You'd much rather use practicals than flash but you also don't want to haul around practicals 'cuz they take up a lot of room and take forever to set up. A couple flashes on stands or velcro or gorillapods? You're golden. My wedding rig used to be a mammerjammer flash on the camera and then another mammer-jammer on an SU-4 (which was $200 all by itself) blasting the bride and groom from up high. That way you get useful shadows instead of shit shadows.

And now that only hipsters shoot film, you can see what you're getting now and adjust. Used to be you'd do this thing and hope it worked, and you'd find out three days later and use it next time in the field. You? You can fuck around until you're satisfied. A 64GB card will hold like 3,000 images at 50MPix. You can burn a million pictures and you should. What looks good in the viewfinder looks different on the monitor.

So. Flashes. Explained that. Aperture priority. Explained that. Whatever cameras you work with, depth-of-field preview is nice. It'll be a button you can press. Lenses. Again, whatever budget they're giving you, blow through it. If you buy $20k of gear (you won't need to buy $20k of gear) and sell it back for $16k you're only out personally $2k. If I were you, on your budget, I'd go

- 2ea. Eos 5D Mk IIs (the IIIs are pointless and the IIs have been out plenty long enough to be cheap used)

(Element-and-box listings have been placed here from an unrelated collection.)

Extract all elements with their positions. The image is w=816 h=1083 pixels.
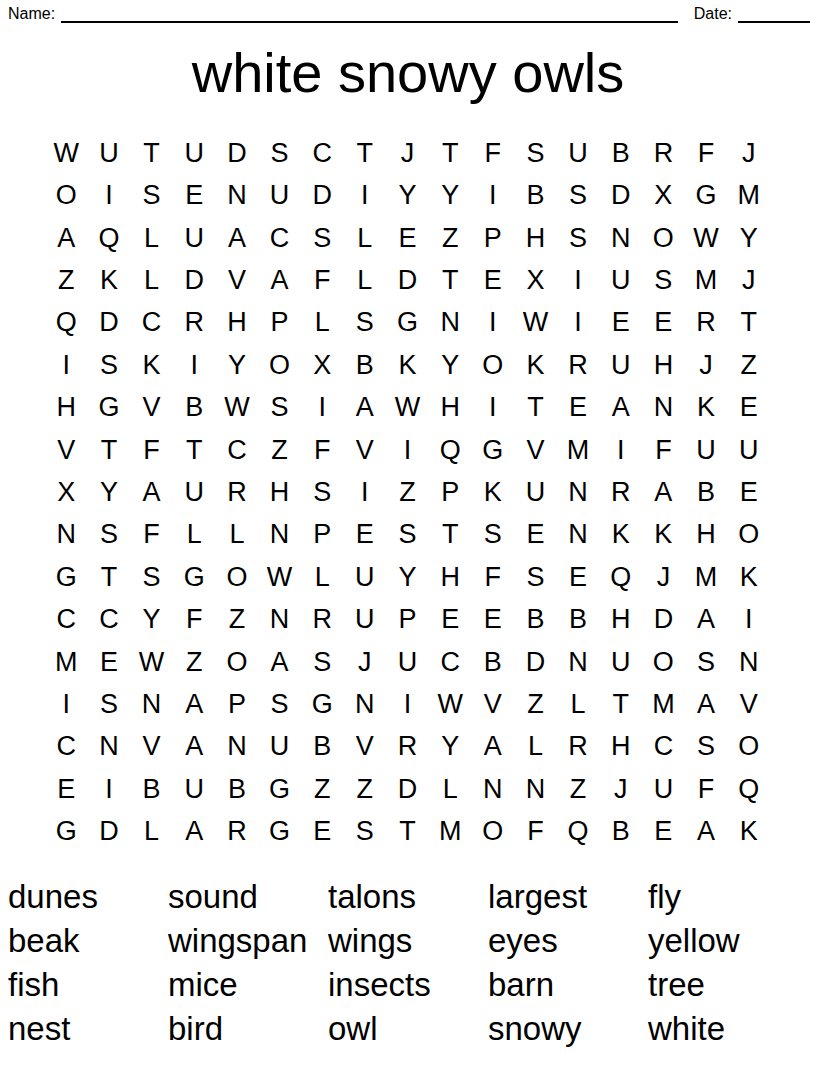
grid-cell[interactable]: R [642, 132, 685, 174]
grid-cell[interactable]: B [130, 768, 173, 810]
grid-cell[interactable]: E [599, 302, 642, 344]
grid-cell[interactable]: Y [216, 344, 259, 386]
grid-cell[interactable]: Y [429, 174, 472, 216]
grid-cell[interactable]: Z [301, 768, 344, 810]
grid-cell[interactable]: U [173, 217, 216, 259]
grid-cell[interactable]: Y [386, 556, 429, 598]
grid-cell[interactable]: M [642, 683, 685, 725]
grid-cell[interactable]: F [642, 429, 685, 471]
grid-cell[interactable]: N [557, 514, 600, 556]
grid-cell[interactable]: I [386, 683, 429, 725]
grid-cell[interactable]: U [599, 344, 642, 386]
grid-cell[interactable]: X [642, 174, 685, 216]
grid-cell[interactable]: E [471, 259, 514, 301]
grid-cell[interactable]: M [557, 429, 600, 471]
grid-cell[interactable]: I [344, 174, 387, 216]
grid-cell[interactable]: E [344, 514, 387, 556]
grid-cell[interactable]: D [88, 811, 131, 853]
grid-cell[interactable]: S [130, 556, 173, 598]
grid-cell[interactable]: C [45, 599, 88, 641]
grid-cell[interactable]: O [258, 344, 301, 386]
grid-cell[interactable]: I [173, 344, 216, 386]
grid-cell[interactable]: N [130, 683, 173, 725]
grid-cell[interactable]: K [642, 514, 685, 556]
grid-cell[interactable]: U [173, 768, 216, 810]
grid-cell[interactable]: U [258, 174, 301, 216]
grid-cell[interactable]: W [45, 132, 88, 174]
grid-cell[interactable]: J [727, 132, 770, 174]
grid-cell[interactable]: B [216, 768, 259, 810]
grid-cell[interactable]: I [88, 174, 131, 216]
grid-cell[interactable]: W [216, 386, 259, 428]
grid-cell[interactable]: S [344, 811, 387, 853]
grid-cell[interactable]: G [45, 811, 88, 853]
grid-cell[interactable]: R [216, 811, 259, 853]
grid-cell[interactable]: N [471, 768, 514, 810]
grid-cell[interactable]: E [642, 302, 685, 344]
grid-cell[interactable]: U [557, 132, 600, 174]
grid-cell[interactable]: K [685, 386, 728, 428]
word-list-item: dunes [8, 875, 168, 919]
word-list-item: nest [8, 1007, 168, 1051]
word-list-item: snowy [488, 1007, 648, 1051]
grid-cell[interactable]: D [599, 174, 642, 216]
grid-cell[interactable]: E [301, 811, 344, 853]
grid-cell[interactable]: U [173, 132, 216, 174]
grid-cell[interactable]: V [130, 386, 173, 428]
grid-cell[interactable]: Q [557, 811, 600, 853]
grid-cell[interactable]: N [557, 641, 600, 683]
grid-cell[interactable]: S [258, 683, 301, 725]
grid-cell[interactable]: N [216, 174, 259, 216]
grid-cell[interactable]: S [88, 683, 131, 725]
grid-cell[interactable]: F [301, 429, 344, 471]
grid-cell[interactable]: F [685, 768, 728, 810]
grid-cell[interactable]: N [727, 641, 770, 683]
grid-cell[interactable]: N [258, 599, 301, 641]
grid-cell[interactable]: R [173, 302, 216, 344]
grid-cell[interactable]: V [216, 259, 259, 301]
grid-cell[interactable]: I [45, 344, 88, 386]
grid-cell[interactable]: L [130, 259, 173, 301]
grid-cell[interactable]: T [88, 556, 131, 598]
grid-cell[interactable]: A [344, 386, 387, 428]
grid-cell[interactable]: D [88, 302, 131, 344]
grid-cell[interactable]: W [130, 641, 173, 683]
grid-cell[interactable]: K [130, 344, 173, 386]
grid-cell[interactable]: Y [130, 599, 173, 641]
grid-cell[interactable]: L [344, 259, 387, 301]
grid-cell[interactable]: H [642, 344, 685, 386]
grid-cell[interactable]: P [301, 514, 344, 556]
grid-cell[interactable]: E [642, 811, 685, 853]
grid-cell[interactable]: A [685, 599, 728, 641]
grid-cell[interactable]: U [727, 429, 770, 471]
grid-cell[interactable]: X [301, 344, 344, 386]
grid-cell[interactable]: O [727, 514, 770, 556]
grid-cell[interactable]: Z [45, 259, 88, 301]
grid-cell[interactable]: I [88, 768, 131, 810]
grid-cell[interactable]: L [130, 811, 173, 853]
grid-cell[interactable]: T [386, 811, 429, 853]
grid-cell[interactable]: N [599, 217, 642, 259]
grid-cell[interactable]: Y [429, 344, 472, 386]
grid-cell[interactable]: W [386, 386, 429, 428]
word-list-item: tree [648, 963, 808, 1007]
grid-cell[interactable]: D [386, 768, 429, 810]
grid-cell[interactable]: I [344, 471, 387, 513]
grid-cell[interactable]: Q [429, 429, 472, 471]
grid-cell[interactable]: J [727, 259, 770, 301]
grid-cell[interactable]: S [258, 132, 301, 174]
grid-cell[interactable]: T [429, 514, 472, 556]
word-list-item: white [648, 1007, 808, 1051]
worksheet-page: Name: Date: white snowy owls WUTUDSCTJTF… [0, 0, 816, 1083]
grid-cell[interactable]: A [173, 726, 216, 768]
grid-cell[interactable]: P [386, 599, 429, 641]
grid-cell[interactable]: S [685, 641, 728, 683]
grid-cell[interactable]: K [88, 259, 131, 301]
grid-cell[interactable]: U [88, 132, 131, 174]
grid-cell[interactable]: Q [88, 217, 131, 259]
grid-cell[interactable]: Q [727, 768, 770, 810]
grid-cell[interactable]: B [599, 132, 642, 174]
grid-cell[interactable]: N [429, 302, 472, 344]
grid-cell[interactable]: M [45, 641, 88, 683]
grid-cell[interactable]: A [130, 471, 173, 513]
grid-cell[interactable]: A [45, 217, 88, 259]
word-list-item: sound [168, 875, 328, 919]
grid-cell[interactable]: G [258, 811, 301, 853]
grid-cell[interactable]: Z [557, 768, 600, 810]
grid-cell[interactable]: U [599, 641, 642, 683]
grid-cell[interactable]: D [301, 174, 344, 216]
grid-cell[interactable]: N [45, 514, 88, 556]
grid-cell[interactable]: N [557, 471, 600, 513]
grid-cell[interactable]: U [344, 599, 387, 641]
grid-cell[interactable]: S [301, 641, 344, 683]
grid-cell[interactable]: Z [727, 344, 770, 386]
grid-cell[interactable]: B [301, 726, 344, 768]
grid-cell[interactable]: H [514, 217, 557, 259]
grid-cell[interactable]: M [685, 556, 728, 598]
grid-cell[interactable]: H [599, 599, 642, 641]
grid-cell[interactable]: V [344, 429, 387, 471]
word-list-item: insects [328, 963, 488, 1007]
grid-cell[interactable]: U [344, 556, 387, 598]
grid-cell[interactable]: Z [429, 217, 472, 259]
grid-cell[interactable]: B [557, 599, 600, 641]
grid-cell[interactable]: W [685, 217, 728, 259]
grid-cell[interactable]: T [88, 429, 131, 471]
word-list-item: mice [168, 963, 328, 1007]
grid-cell[interactable]: R [386, 726, 429, 768]
grid-cell[interactable]: G [45, 556, 88, 598]
grid-cell[interactable]: N [88, 726, 131, 768]
grid-cell[interactable]: S [685, 726, 728, 768]
grid-cell[interactable]: C [301, 132, 344, 174]
grid-cell[interactable]: N [216, 726, 259, 768]
grid-cell[interactable]: D [642, 599, 685, 641]
grid-cell[interactable]: O [45, 174, 88, 216]
grid-cell[interactable]: V [130, 726, 173, 768]
grid-cell[interactable]: I [599, 429, 642, 471]
grid-cell[interactable]: E [557, 386, 600, 428]
grid-cell[interactable]: A [599, 386, 642, 428]
grid-cell[interactable]: A [685, 811, 728, 853]
grid-cell[interactable]: U [173, 471, 216, 513]
grid-cell[interactable]: I [557, 302, 600, 344]
grid-cell[interactable]: E [557, 556, 600, 598]
grid-cell[interactable]: O [471, 811, 514, 853]
grid-cell[interactable]: G [88, 386, 131, 428]
grid-cell[interactable]: N [344, 683, 387, 725]
grid-cell[interactable]: I [301, 386, 344, 428]
grid-cell[interactable]: L [301, 556, 344, 598]
grid-cell[interactable]: K [727, 811, 770, 853]
grid-cell[interactable]: T [344, 132, 387, 174]
grid-cell[interactable]: K [471, 471, 514, 513]
grid-cell[interactable]: I [471, 302, 514, 344]
grid-cell[interactable]: A [471, 726, 514, 768]
grid-cell[interactable]: F [301, 259, 344, 301]
grid-cell[interactable]: E [88, 641, 131, 683]
grid-cell[interactable]: T [599, 683, 642, 725]
grid-cell[interactable]: S [258, 386, 301, 428]
grid-cell[interactable]: A [173, 683, 216, 725]
grid-cell[interactable]: H [45, 386, 88, 428]
grid-cell[interactable]: C [258, 217, 301, 259]
grid-cell[interactable]: C [45, 726, 88, 768]
grid-cell[interactable]: L [557, 683, 600, 725]
grid-cell[interactable]: T [727, 302, 770, 344]
grid-cell[interactable]: B [599, 811, 642, 853]
grid-cell[interactable]: E [514, 514, 557, 556]
grid-cell[interactable]: E [727, 471, 770, 513]
grid-cell[interactable]: S [514, 556, 557, 598]
grid-cell[interactable]: A [258, 641, 301, 683]
grid-cell[interactable]: K [727, 556, 770, 598]
grid-cell[interactable]: L [344, 217, 387, 259]
grid-cell[interactable]: V [45, 429, 88, 471]
grid-cell[interactable]: I [727, 599, 770, 641]
grid-cell[interactable]: W [258, 556, 301, 598]
grid-cell[interactable]: Y [727, 217, 770, 259]
grid-cell[interactable]: L [216, 514, 259, 556]
grid-cell[interactable]: H [216, 302, 259, 344]
grid-cell[interactable]: S [514, 132, 557, 174]
grid-cell[interactable]: U [514, 471, 557, 513]
grid-cell[interactable]: H [258, 471, 301, 513]
grid-cell[interactable]: E [173, 174, 216, 216]
grid-cell[interactable]: E [45, 768, 88, 810]
grid-cell[interactable]: F [514, 811, 557, 853]
grid-cell[interactable]: J [344, 641, 387, 683]
grid-cell[interactable]: J [599, 768, 642, 810]
grid-cell[interactable]: N [258, 514, 301, 556]
grid-cell[interactable]: O [216, 556, 259, 598]
grid-cell[interactable]: D [173, 259, 216, 301]
grid-cell[interactable]: T [514, 386, 557, 428]
grid-cell[interactable]: R [301, 599, 344, 641]
grid-cell[interactable]: V [727, 683, 770, 725]
grid-cell[interactable]: T [130, 132, 173, 174]
grid-cell[interactable]: S [88, 344, 131, 386]
grid-cell[interactable]: K [386, 344, 429, 386]
grid-cell[interactable]: Y [88, 471, 131, 513]
grid-cell[interactable]: X [514, 259, 557, 301]
grid-cell[interactable]: F [130, 429, 173, 471]
grid-cell[interactable]: Z [258, 429, 301, 471]
grid-cell[interactable]: S [386, 514, 429, 556]
grid-cell[interactable]: I [45, 683, 88, 725]
grid-cell[interactable]: X [45, 471, 88, 513]
grid-cell[interactable]: P [216, 683, 259, 725]
grid-cell[interactable]: S [642, 259, 685, 301]
grid-cell[interactable]: V [344, 726, 387, 768]
grid-cell[interactable]: C [642, 726, 685, 768]
grid-cell[interactable]: O [216, 641, 259, 683]
grid-cell[interactable]: F [471, 556, 514, 598]
grid-cell[interactable]: L [514, 726, 557, 768]
grid-cell[interactable]: T [429, 259, 472, 301]
grid-cell[interactable]: J [386, 132, 429, 174]
grid-cell[interactable]: Z [344, 768, 387, 810]
grid-cell[interactable]: R [557, 344, 600, 386]
grid-cell[interactable]: B [514, 174, 557, 216]
grid-cell[interactable]: G [471, 429, 514, 471]
grid-cell[interactable]: B [173, 386, 216, 428]
grid-cell[interactable]: A [216, 217, 259, 259]
grid-cell[interactable]: J [642, 556, 685, 598]
grid-cell[interactable]: U [642, 768, 685, 810]
grid-cell[interactable]: R [216, 471, 259, 513]
grid-cell[interactable]: R [685, 302, 728, 344]
grid-cell[interactable]: Q [599, 556, 642, 598]
grid-cell[interactable]: I [471, 386, 514, 428]
grid-cell[interactable]: D [386, 259, 429, 301]
grid-cell[interactable]: B [471, 641, 514, 683]
grid-cell[interactable]: U [599, 259, 642, 301]
grid-cell[interactable]: B [344, 344, 387, 386]
grid-cell[interactable]: C [429, 641, 472, 683]
grid-cell[interactable]: F [173, 599, 216, 641]
grid-cell[interactable]: Q [45, 302, 88, 344]
grid-cell[interactable]: P [258, 302, 301, 344]
grid-cell[interactable]: N [514, 768, 557, 810]
grid-cell[interactable]: E [429, 599, 472, 641]
grid-cell[interactable]: D [216, 132, 259, 174]
grid-cell[interactable]: I [386, 429, 429, 471]
grid-cell[interactable]: L [130, 217, 173, 259]
grid-cell[interactable]: C [88, 599, 131, 641]
grid-cell[interactable]: O [642, 217, 685, 259]
grid-cell[interactable]: V [471, 683, 514, 725]
grid-cell[interactable]: K [599, 514, 642, 556]
grid-cell[interactable]: R [557, 726, 600, 768]
grid-cell[interactable]: S [344, 302, 387, 344]
grid-cell[interactable]: A [642, 471, 685, 513]
grid-cell[interactable]: T [429, 132, 472, 174]
grid-cell[interactable]: F [471, 132, 514, 174]
grid-cell[interactable]: K [514, 344, 557, 386]
grid-cell[interactable]: J [685, 344, 728, 386]
grid-cell[interactable]: Z [216, 599, 259, 641]
grid-cell[interactable]: M [429, 811, 472, 853]
grid-cell[interactable]: C [216, 429, 259, 471]
grid-cell[interactable]: C [130, 302, 173, 344]
grid-cell[interactable]: N [642, 386, 685, 428]
grid-cell[interactable]: E [471, 599, 514, 641]
grid-cell[interactable]: E [727, 386, 770, 428]
grid-cell[interactable]: H [429, 556, 472, 598]
grid-cell[interactable]: H [599, 726, 642, 768]
grid-cell[interactable]: G [685, 174, 728, 216]
grid-cell[interactable]: O [471, 344, 514, 386]
grid-cell[interactable]: A [173, 811, 216, 853]
date-blank-line [738, 5, 810, 23]
grid-cell[interactable]: S [471, 514, 514, 556]
grid-cell[interactable]: M [685, 259, 728, 301]
grid-cell[interactable]: Y [386, 174, 429, 216]
grid-cell[interactable]: F [685, 132, 728, 174]
grid-cell[interactable]: U [386, 641, 429, 683]
grid-cell[interactable]: A [258, 259, 301, 301]
grid-cell[interactable]: P [429, 471, 472, 513]
grid-cell[interactable]: G [386, 302, 429, 344]
grid-cell[interactable]: H [685, 514, 728, 556]
grid-cell[interactable]: L [429, 768, 472, 810]
grid-cell[interactable]: G [301, 683, 344, 725]
grid-cell[interactable]: Z [514, 683, 557, 725]
grid-cell[interactable]: R [599, 471, 642, 513]
grid-cell[interactable]: I [471, 174, 514, 216]
grid-cell[interactable]: G [173, 556, 216, 598]
grid-cell[interactable]: L [301, 302, 344, 344]
grid-cell[interactable]: V [514, 429, 557, 471]
grid-cell[interactable]: U [258, 726, 301, 768]
grid-cell[interactable]: B [514, 599, 557, 641]
grid-cell[interactable]: B [685, 471, 728, 513]
grid-cell[interactable]: Z [173, 641, 216, 683]
grid-cell[interactable]: W [514, 302, 557, 344]
grid-cell[interactable]: M [727, 174, 770, 216]
grid-cell[interactable]: S [301, 471, 344, 513]
grid-cell[interactable]: Y [429, 726, 472, 768]
grid-cell[interactable]: S [557, 174, 600, 216]
grid-cell[interactable]: Z [386, 471, 429, 513]
grid-cell[interactable]: F [130, 514, 173, 556]
grid-cell[interactable]: E [386, 217, 429, 259]
word-search-grid: WUTUDSCTJTFSUBRFJOISENUDIYYIBSDXGMAQLUAC… [45, 132, 770, 853]
grid-cell[interactable]: G [258, 768, 301, 810]
grid-cell[interactable]: O [642, 641, 685, 683]
grid-cell[interactable]: D [514, 641, 557, 683]
grid-cell[interactable]: A [685, 683, 728, 725]
grid-cell[interactable]: I [557, 259, 600, 301]
grid-cell[interactable]: W [429, 683, 472, 725]
grid-cell[interactable]: H [429, 386, 472, 428]
grid-cell[interactable]: S [88, 514, 131, 556]
grid-cell[interactable]: S [557, 217, 600, 259]
grid-cell[interactable]: O [727, 726, 770, 768]
grid-cell[interactable]: S [130, 174, 173, 216]
grid-cell[interactable]: T [173, 429, 216, 471]
grid-cell[interactable]: P [471, 217, 514, 259]
grid-cell[interactable]: S [301, 217, 344, 259]
grid-cell[interactable]: U [685, 429, 728, 471]
grid-cell[interactable]: L [173, 514, 216, 556]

- the 16-35 II wide angle zoom.

- a 200-400 or so.

- 28mm prime.

- 55mm prime.

- 135mm portrait.

- 17mm tilt-shift.

...but really, if you go to a camera shop you trust and let them make you a deal you'll be rawkin'. You might even let them try you out on a long-term rental.

LIGHTROOM

Learn it now. Learn the shit out of it. Do the Lynda course or whatever but take whatever photos you already have and learn to catalog them, learn to process them, learn to evaluate them, learn to output them with tags and shit on them. You're going to be generating piles and piles and piles of data. You're going to want a couple hard drives to back up to every single day, one in the front of the car, one in the back. It isn't just about taking the photos, it's about getting them in front of people. The difference between a professional and an amateur is a professional shows fewer of her pictures. Back in the film days, typical shooting ratios were 1 good shot out of a 24 exp roll. I wasn't quite professional enough; I'd show two or three. Now that everything is digital? If you get 3 good shots out of an afternoon photo shoot, you win... but that means you took 400-500 shots. As you can tell, this means that you need to lightroom shit down by a more than 100:1 ratio. You're going to want to get good at it now.

And you're gonna want a calibrator. Datacolor Spyder. Whatever you can afford, whatever makes sense. 'cuz tweaking your images to look good on a monitor that looks bad can ruin your entire life.